Thomas Sarra, Jr., from Girard, OH is one such newbie.  He’s a 39-year-old former poker dealer who now serves as a caregiver full-time in support of his grandmother.  Not only does he lack any previous WSOP results, he’s not even listed in any of the major poker databases yet, leading one to conclude he’s a virtual unknown playing on poker’s biggest stage of his life.  Being a stealth player could have some advantages, however.  At least Sarra hopes so.  

“They don’t know much about me, that’s for sure,” Sarra said during a mid-day break in the action.  “I know that gives me some advantages, but players also pick up on what you’re doing the more you play with them in the tournament.”

As for the experience of playing in the WSOP and going deep for the first time, Sarra admits he’s on cloud nine.  As of 3:30 pm PST he ranked in fourth place with just 19 players remaining.

“This is everything I expected it to be, and more,” Sarra said.  “It’s been amazing.  Sure, it’s a pain sometimes.  The hours are long, but it’s also a joy to be here.  It’s everything plus what I could have even imagined.  I just hope it continues.”

Christopher Greaves, a 39-year-old software developer from Zionsville, IN is in a similar spot.  The Purdue University graduate is competing with one lone tournament cash on his record, which took place on a poker cruise back in 2005.  Greaves has a little work to do, currently ranking in the bottom half of the field, but the day is still early and anything can happen.

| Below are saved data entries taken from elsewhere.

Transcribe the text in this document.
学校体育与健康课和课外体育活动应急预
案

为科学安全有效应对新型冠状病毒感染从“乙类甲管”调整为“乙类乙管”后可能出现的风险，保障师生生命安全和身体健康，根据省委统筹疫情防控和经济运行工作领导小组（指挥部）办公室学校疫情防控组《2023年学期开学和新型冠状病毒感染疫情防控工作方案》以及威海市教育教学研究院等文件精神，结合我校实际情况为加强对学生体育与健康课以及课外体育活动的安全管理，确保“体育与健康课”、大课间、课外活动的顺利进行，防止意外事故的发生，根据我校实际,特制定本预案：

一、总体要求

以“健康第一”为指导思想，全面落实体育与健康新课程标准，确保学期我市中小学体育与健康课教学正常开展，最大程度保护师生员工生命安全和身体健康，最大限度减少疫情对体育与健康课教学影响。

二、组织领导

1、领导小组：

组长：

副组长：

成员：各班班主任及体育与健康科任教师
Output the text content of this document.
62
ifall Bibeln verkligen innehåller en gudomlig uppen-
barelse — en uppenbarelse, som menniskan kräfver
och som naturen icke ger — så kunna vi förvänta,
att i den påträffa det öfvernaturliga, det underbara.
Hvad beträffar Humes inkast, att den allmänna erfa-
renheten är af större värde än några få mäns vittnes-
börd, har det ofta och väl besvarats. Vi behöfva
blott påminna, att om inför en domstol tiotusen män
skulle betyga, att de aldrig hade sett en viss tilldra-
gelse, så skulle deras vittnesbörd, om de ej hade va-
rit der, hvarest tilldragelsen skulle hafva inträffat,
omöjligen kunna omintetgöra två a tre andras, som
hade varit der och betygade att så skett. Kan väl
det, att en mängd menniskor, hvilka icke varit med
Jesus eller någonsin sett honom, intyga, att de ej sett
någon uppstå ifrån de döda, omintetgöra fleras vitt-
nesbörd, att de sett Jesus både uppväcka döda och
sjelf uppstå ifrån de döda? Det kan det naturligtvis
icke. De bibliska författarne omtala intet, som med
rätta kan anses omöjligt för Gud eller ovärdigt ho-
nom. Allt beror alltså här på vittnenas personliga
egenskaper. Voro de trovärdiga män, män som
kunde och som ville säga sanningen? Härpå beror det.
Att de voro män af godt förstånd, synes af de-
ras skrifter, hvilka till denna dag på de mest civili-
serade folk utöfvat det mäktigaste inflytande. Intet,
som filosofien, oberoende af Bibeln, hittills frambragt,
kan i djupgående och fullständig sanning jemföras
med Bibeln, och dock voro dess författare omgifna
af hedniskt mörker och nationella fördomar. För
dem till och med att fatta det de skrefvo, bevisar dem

Scott Mahin, a 47-year-old construction supervisor from Elk Point, SD isn’t only playing for himself.  He’s got the dreams of more than a village on his shoulders.  According to several residents, the entire Midwestern town of 1,800 people are going wild at the prospect of the 2014 World Champion being from their hometown.
Three South Dakotans even flew into Las Vegas this morning to cheer Mahin in the Main Event.  One of those cheering the loudest is his fiancé, Vicki Morgan.

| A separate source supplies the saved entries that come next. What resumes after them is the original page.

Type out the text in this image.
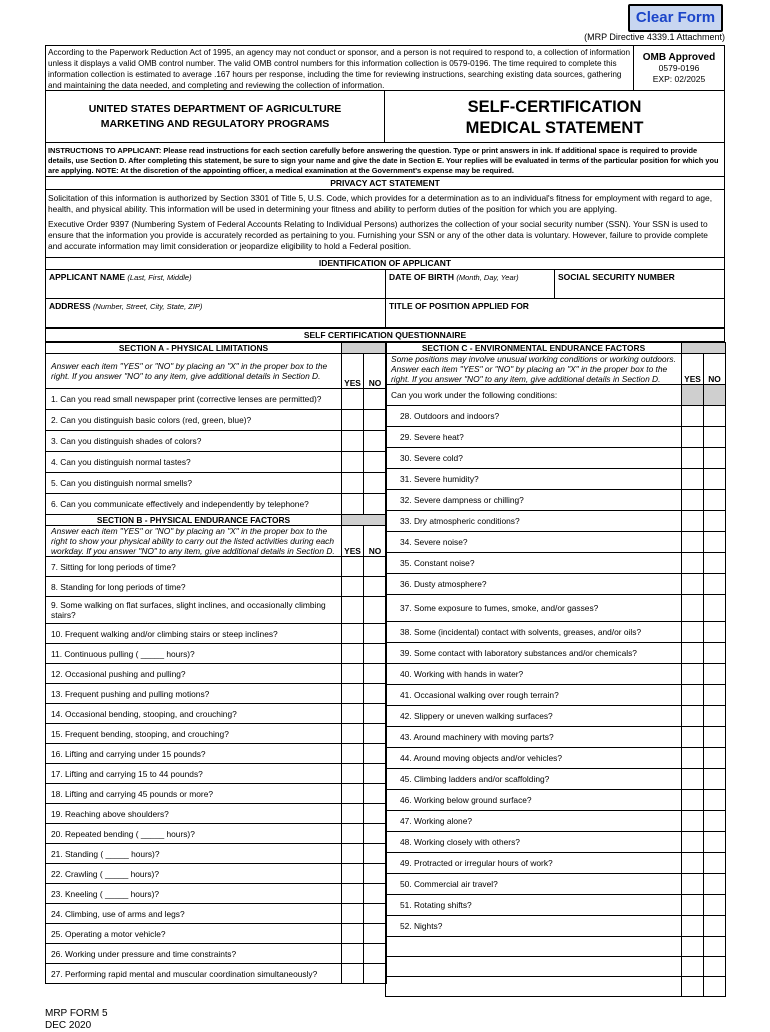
Clear Form
(MRP Directive 4339.1 Attachment)
According to the Paperwork Reduction Act of 1995, an agency may not conduct or sponsor, and a person is not required to respond to, a collection of information unless it displays a valid OMB control number. The valid OMB control numbers for this information collection is 0579-0196. The time required to complete this information collection is estimated to average .167 hours per response, including the time for reviewing instructions, searching existing data sources, gathering and maintaining the data needed, and completing and reviewing the collection of information.
OMB Approved
0579-0196
EXP: 02/2025
UNITED STATES DEPARTMENT OF AGRICULTURE
MARKETING AND REGULATORY PROGRAMS
SELF-CERTIFICATION
MEDICAL STATEMENT
INSTRUCTIONS TO APPLICANT: Please read instructions for each section carefully before answering the question. Type or print answers in ink. If additional space is required to provide details, use Section D. After completing this statement, be sure to sign your name and give the date in Section E. Your replies will be evaluated in terms of the particular position for which you are applying. NOTE: At the discretion of the appointing officer, a medical examination at the Government's expense may be required.
PRIVACY ACT STATEMENT

Solicitation of this information is authorized by Section 3301 of Title 5, U.S. Code, which provides for a determination as to an individual's fitness for employment with regard to age, health, and physical ability. This information will be used in determining your fitness and ability to perform duties of the position for which you are applying.

Executive Order 9397 (Numbering System of Federal Accounts Relating to Individual Persons) authorizes the collection of your social security number (SSN). Your SSN is used to ensure that the information you provide is accurately recorded as pertaining to you. Furnishing your SSN or any of the other data is voluntary. However, failure to provide complete and accurate information may limit consideration or jeopardize eligibility to hold a Federal position.

IDENTIFICATION OF APPLICANT
APPLICANT NAME (Last, First, Middle)	DATE OF BIRTH (Month, Day, Year)	SOCIAL SECURITY NUMBER
ADDRESS (Number, Street, City, State, ZIP)	TITLE OF POSITION APPLIED FOR
SELF CERTIFICATION QUESTIONNAIRE
SECTION A - PHYSICAL LIMITATIONS		
Answer each item "YES" or "NO" by placing an "X" in the proper box to the right. If you answer "NO" to any item, give additional details in Section D.	YES	NO
1. Can you read small newspaper print (corrective lenses are permitted)?		
2. Can you distinguish basic colors (red, green, blue)?		
3. Can you distinguish shades of colors?		
4. Can you distinguish normal tastes?		
5. Can you distinguish normal smells?		
6. Can you communicate effectively and independently by telephone?		
SECTION B - PHYSICAL ENDURANCE FACTORS		
Answer each item "YES" or "NO" by placing an "X" in the proper box to the right to show your physical ability to carry out the listed activities during each workday. If you answer "NO" to any item, give additional details in Section D.	YES	NO
7. Sitting for long periods of time?		
8. Standing for long periods of time?		
9. Some walking on flat surfaces, slight inclines, and occasionally climbing stairs?		
10. Frequent walking and/or climbing stairs or steep inclines?		
11. Continuous pulling ( _____ hours)?		
12. Occasional pushing and pulling?		
13. Frequent pushing and pulling motions?		
14. Occasional bending, stooping, and crouching?		
15. Frequent bending, stooping, and crouching?		
16. Lifting and carrying under 15 pounds?		
17. Lifting and carrying 15 to 44 pounds?		
18. Lifting and carrying 45 pounds or more?		
19. Reaching above shoulders?		
20. Repeated bending ( _____ hours)?		
21. Standing ( _____ hours)?		
22. Crawling ( _____ hours)?		
23. Kneeling ( _____ hours)?		
24. Climbing, use of arms and legs?		
25. Operating a motor vehicle?		
26. Working under pressure and time constraints?		
27. Performing rapid mental and muscular coordination simultaneously?		
SECTION C - ENVIRONMENTAL ENDURANCE FACTORS		
Some positions may involve unusual working conditions or working outdoors. Answer each item "YES" or "NO" by placing an "X" in the proper box to the right. If you answer "NO" to any item, give additional details in Section D.	YES	NO
Can you work under the following conditions:		
28. Outdoors and indoors?		
29. Severe heat?		
30. Severe cold?		
31. Severe humidity?		
32. Severe dampness or chilling?		
33. Dry atmospheric conditions?		
34. Severe noise?		
35. Constant noise?		
36. Dusty atmosphere?		
37. Some exposure to fumes, smoke, and/or gasses?		
38. Some (incidental) contact with solvents, greases, and/or oils?		
39. Some contact with laboratory substances and/or chemicals?		
40. Working with hands in water?		
41. Occasional walking over rough terrain?		
42. Slippery or uneven walking surfaces?		
43. Around machinery with moving parts?		
44. Around moving objects and/or vehicles?		
45. Climbing ladders and/or scaffolding?		
46. Working below ground surface?		
47. Working alone?		
48. Working closely with others?		
49. Protracted or irregular hours of work?		
50. Commercial air travel?		
51. Rotating shifts?		
52. Nights?		

MRP FORM 5
DEC 2020
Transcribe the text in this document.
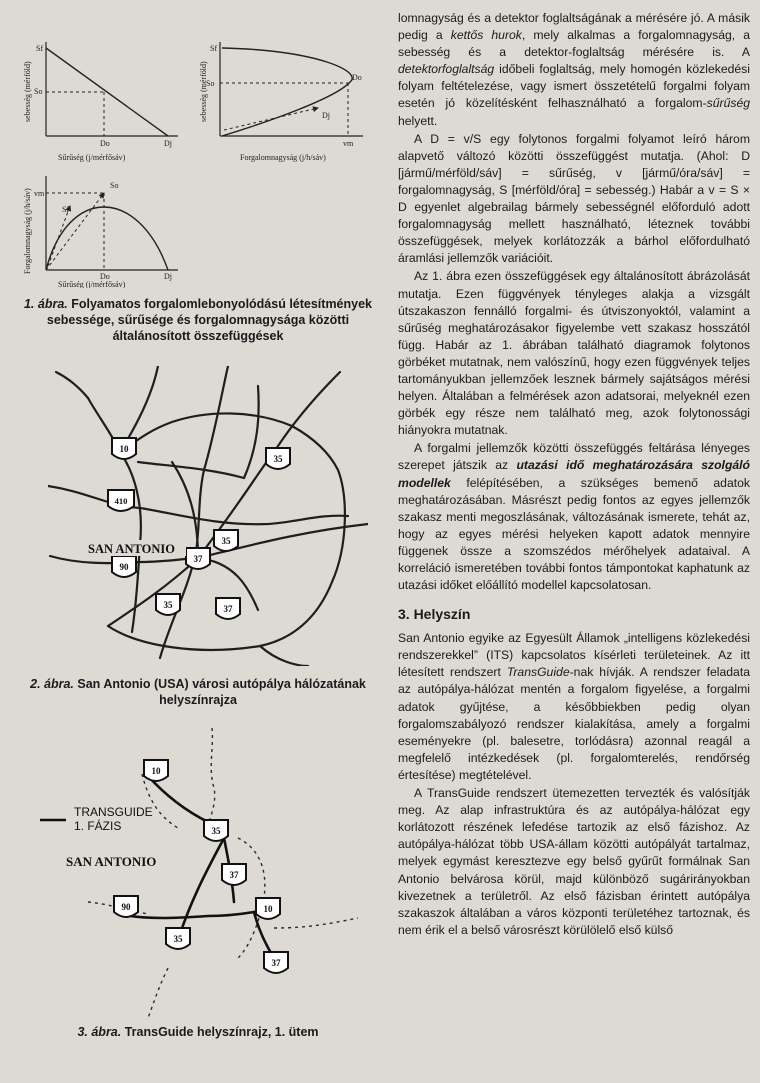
Sf
So
Do	Dj
Sűrűség (j/mérfősáv)
sebesség (mérföld)
Sf
So
Do
Dj
vm
Forgalomnagyság (j/h/sáv)
sebesség (mérföld)
vm
So
Sf
Do	Dj
Sűrűség (j/mérfősáv)
Forgalomnagyság (j/h/sáv)
1. ábra. Folyamatos forgalomlebonyolódású létesítmények sebessége, sűrűsége és forgalomnagysága közötti általánosított összefüggések
10
35
410
35
90
37
35	37
SAN ANTONIO
2. ábra. San Antonio (USA) városi autópálya hálózatának helyszínrajza
10
35
37
90	10
35
37
TRANSGUIDE
1. FÁZIS
SAN ANTONIO
3. ábra. TransGuide helyszínrajz, 1. ütem

lomnagyság és a detektor foglaltságának a mérésére jó. A másik pedig a kettős hurok, mely alkalmas a forgalomnagyság, a sebesség és a detektor-foglaltság mérésére is. A detektorfoglaltság időbeli foglaltság, mely homogén közlekedési folyam feltételezése, vagy ismert összetételű forgalmi folyam esetén jó közelítésként felhasználható a forgalom-sűrűség helyett.

A D = v/S egy folytonos forgalmi folyamot leíró három alapvető változó közötti összefüggést mutatja. (Ahol: D [jármű/mérföld/sáv] = sűrűség, v [jármű/óra/sáv] = forgalomnagyság, S [mérföld/óra] = sebesség.) Habár a v = S × D egyenlet algebrailag bármely sebességnél előforduló adott forgalomnagyság mellett használható, léteznek további összefüggések, melyek korlátozzák a bárhol előfordulható áramlási jellemzők variációit.

Az 1. ábra ezen összefüggések egy általánosított ábrázolását mutatja. Ezen függvények tényleges alakja a vizsgált útszakaszon fennálló forgalmi- és útviszonyoktól, valamint a sűrűség meghatározásakor figyelembe vett szakasz hosszától függ. Habár az 1. ábrában található diagramok folytonos görbéket mutatnak, nem valószínű, hogy ezen függvények teljes tartományukban jellemzőek lesznek bármely sajátságos mérési helyen. Általában a felmérések azon adatsorai, melyeknél ezen görbék egy része nem található meg, azok folytonossági hiányokra mutatnak.

A forgalmi jellemzők közötti összefüggés feltárása lényeges szerepet játszik az utazási idő meghatározására szolgáló modellek felépítésében, a szükséges bemenő adatok meghatározásában. Másrészt pedig fontos az egyes jellemzők szakasz menti megoszlásának, változásának ismerete, tehát az, hogy az egyes mérési helyeken kapott adatok mennyire függenek össze a szomszédos mérőhelyek adataival. A korreláció ismeretében további fontos támpontokat kaphatunk az utazási időket előállító modellel kapcsolatosan.

3. Helyszín

San Antonio egyike az Egyesült Államok „intelligens közlekedési rendszerekkel” (ITS) kapcsolatos kísérleti területeinek. Az itt létesített rendszert TransGuide-nak hívják. A rendszer feladata az autópálya-hálózat mentén a forgalom figyelése, a forgalmi adatok gyűjtése, a későbbiekben pedig olyan forgalomszabályozó rendszer kialakítása, amely a forgalmi eseményekre (pl. balesetre, torlódásra) azonnal reagál a megfelelő intézkedések (pl. forgalomterelés, rendőrség értesítése) megtételével.

A TransGuide rendszert ütemezetten tervezték és valósítják meg. Az alap infrastruktúra és az autópálya-hálózat egy korlátozott részének lefedése tartozik az első fázishoz. Az autópálya-hálózat több USA-állam közötti autópályát tartalmaz, melyek egymást keresztezve egy belső gyűrűt formálnak San Antonio belvárosa körül, majd különböző sugárirányokban kivezetnek a területről. Az első fázisban érintett autópálya szakaszok általában a város központi területéhez tartoznak, és nem érik el a belső városrészt körülölelő első külső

“We plan to get married,” Morgan said as she watched her favorite poker player from the rail, just a few feet away from the table where he’s lingered around the low stack for quite some time.  “We all flew in this morning and wouldn’t miss this for anything.”
Mahin came to Las Vegas for the first time this year with the help of family and friends who collected money for the chance to send the town hero to poker's promised land.  It was even reported that Mahin has been carrying around a poker chip in his pocket emblazoned with the image of daughter for luck for added inspiration.  Morgan revealed that what’s happened to the group so far has surpassed everyone’s expectations. 
“He’s a really solid player.  His dream has always been to come to the World Series,” Morgan said.  “His friend Ken here [also on the rail cheering] always believed in Scott and even told him that if he can just get here and enter, then there’s a chance he can end up on TV.  Well, here look -- there he is!”

Felix Stephensen, from Norway, comes into the final 27 with just two cashes on his poker tournament resume, both in Europe.  Despite no previous WSOP results, Stephensen currently ranks seventh in chips among the remaining 20 players.

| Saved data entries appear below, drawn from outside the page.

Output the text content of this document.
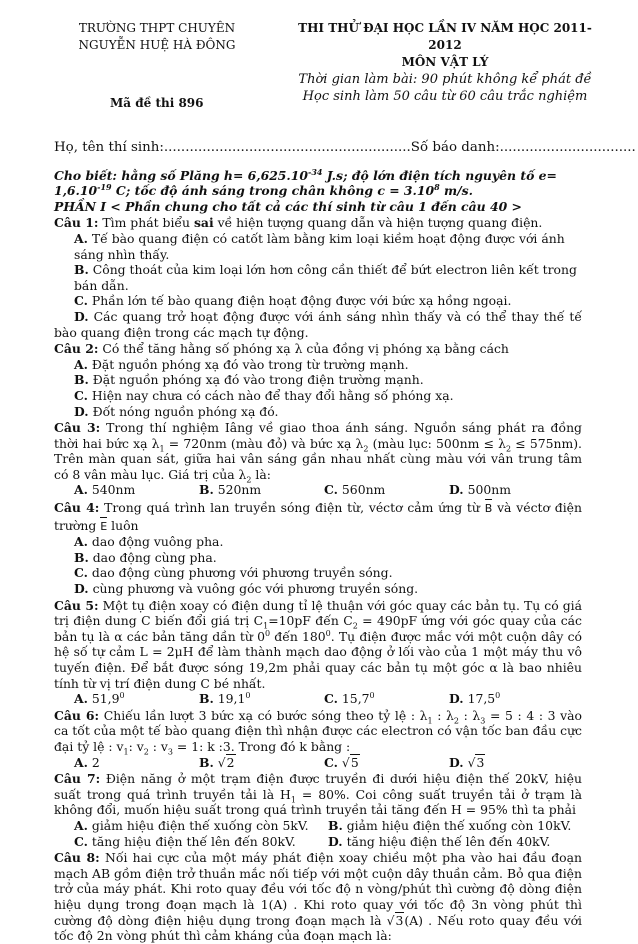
TRƯỜNG THPT CHUYÊN
NGUYỄN HUỆ HÀ ĐÔNG
Mã đề thi 896
THI THỬ ĐẠI HỌC LẦN IV NĂM HỌC 2011-2012
MÔN VẬT LÝ
Thời gian làm bài: 90 phút không kể phát đề
Học sinh làm 50 câu từ 60 câu trắc nghiệm
Họ, tên thí sinh:..........................................................Số báo danh:................................
Cho biết: hằng số Plăng $h= 6,625.10^{-34}$ J.s; độ lớn điện tích nguyên tố $e= 1,6.10^{-19}$ C; tốc độ ánh sáng trong chân không $c = 3.10^8$ m/s.
PHẦN I < Phần chung cho tất cả các thí sinh từ câu 1 đến câu 40 >
Câu 1: Tìm phát biểu sai về hiện tượng quang dẫn và hiện tượng quang điện.
A. Tế bào quang điện có catốt làm bằng kim loại kiềm hoạt động được với ánh sáng nhìn thấy.
B. Công thoát của kim loại lớn hơn công cần thiết để bứt electron liên kết trong bán dẫn.
C. Phần lớn tế bào quang điện hoạt động được với bức xạ hồng ngoại.
D. Các quang trở hoạt động được với ánh sáng nhìn thấy và có thể thay thế tế bào quang điện trong các mạch tự động.
Câu 2: Có thể tăng hằng số phóng xạ λ của đồng vị phóng xạ bằng cách
A. Đặt nguồn phóng xạ đó vào trong từ trường mạnh.
B. Đặt nguồn phóng xạ đó vào trong điện trường mạnh.
C. Hiện nay chưa có cách nào để thay đổi hằng số phóng xạ.
D. Đốt nóng nguồn phóng xạ đó.
Câu 3: Trong thí nghiệm Iâng về giao thoa ánh sáng. Nguồn sáng phát ra đồng thời hai bức xạ $\lambda_1 = 720nm$ (màu đỏ) và bức xạ $\lambda_2$ (màu lục: $500nm \le \lambda_2 \le 575nm$). Trên màn quan sát, giữa hai vân sáng gần nhau nhất cùng màu với vân trung tâm có 8 vân màu lục. Giá trị của $\lambda_2$ là:
A. 540nm	B. 520nm	C. 560nm	D. 500nm
Câu 4: Trong quá trình lan truyền sóng điện từ, véctơ cảm ứng từ B và véctơ điện trường E luôn
A. dao động vuông pha.
B. dao động cùng pha.
C. dao động cùng phương với phương truyền sóng.
D. cùng phương và vuông góc với phương truyền sóng.
Câu 5: Một tụ điện xoay có điện dung tỉ lệ thuận với góc quay các bản tụ. Tụ có giá trị điện dung C biến đổi giá trị $C_1=10pF$ đến $C_2 = 490pF$ ứng với góc quay của các bản tụ là α các bản tăng dần từ $0^0$ đến $180^0$. Tụ điện được mắc với một cuộn dây có hệ số tự cảm L = 2μH để làm thành mạch dao động ở lối vào của 1 một máy thu vô tuyến điện. Để bắt được sóng 19,2m phải quay các bản tụ một góc α là bao nhiêu tính từ vị trí điện dung C bé nhất.
A. 51,9$^0$	B. 19,1$^0$	C. 15,7$^0$	D. 17,5$^0$
Câu 6: Chiếu lần lượt 3 bức xạ có bước sóng theo tỷ lệ : $\lambda_1$ : $\lambda_2$ : $\lambda_3 = 5$ : 4 : 3 vào ca tốt của một tế bào quang điện thì nhận được các electron có vận tốc ban đầu cực đại tỷ lệ : $v_1$: $v_2$ : $v_3 = 1$: k :3. Trong đó k bằng :
A. 2	B. √2	C. √5	D. √3
Câu 7: Điện năng ở một trạm điện được truyền đi dưới hiệu điện thế 20kV, hiệu suất trong quá trình truyền tải là $H_1 = 80\%$. Coi công suất truyền tải ở trạm là không đổi, muốn hiệu suất trong quá trình truyền tải tăng đến H = 95% thì ta phải
A. giảm hiệu điện thế xuống còn 5kV.	B. giảm hiệu điện thế xuống còn 10kV.
C. tăng hiệu điện thế lên đến 80kV.	D. tăng hiệu điện thế lên đến 40kV.
Câu 8: Nối hai cực của một máy phát điện xoay chiều một pha vào hai đầu đoạn mạch AB gồm điện trở thuần mắc nối tiếp với một cuộn dây thuần cảm. Bỏ qua điện trở của máy phát. Khi roto quay đều với tốc độ n vòng/phút thì cường độ dòng điện hiệu dụng trong đoạn mạch là 1(A) . Khi roto quay với tốc độ 3n vòng phút thì cường độ dòng điện hiệu dụng trong đoạn mạch là √3(A) . Nếu roto quay đều với tốc độ 2n vòng phút thì cảm kháng của đoạn mạch là:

Meanwhile, William Pappaconstantinou, from Salem, NH certainly has a championship pedigree.  The 29-year-old professional gamesman is a multi-World Champion foosball player.  He’s won championship titles both individually and in doubles competition.  Pappaconstantinou, known in foosball circles as Billy Pappas, appears to have the best chance at the moment of making the 2014 edition of the November Nine.  He was ranked in the top five chip counts during mid-afternoon of the final day prior to the recess.  While there’s still lots of poker to be played, Pappaconstantinou, with his six-syllable name, currently looks to be a great spot to become the most challenging test ever for announcers once the cards are dealt out in the fall here at the Rio in Las Vegas.  Pappaconstantinou’s poker experience is limited to only a few cashes at the Foxwoods Casino, which amounts to $16,000 in career winnings.  In fact, prior to this tournament, the highest buy-in he ever played was $500.  He’s already guaranteed to collect 18 times that amount in this event.

Traditionally, first-time cashers have done very well once they’ve reached the Main Event final table.  Just ask Robert Varkonyi (2002), Chris Moneymaker (2203), Jamie Gold (2006), Jerry Yang (2007), and Peter Eastgate (2008).  All were first time cashers when they won the World Championship.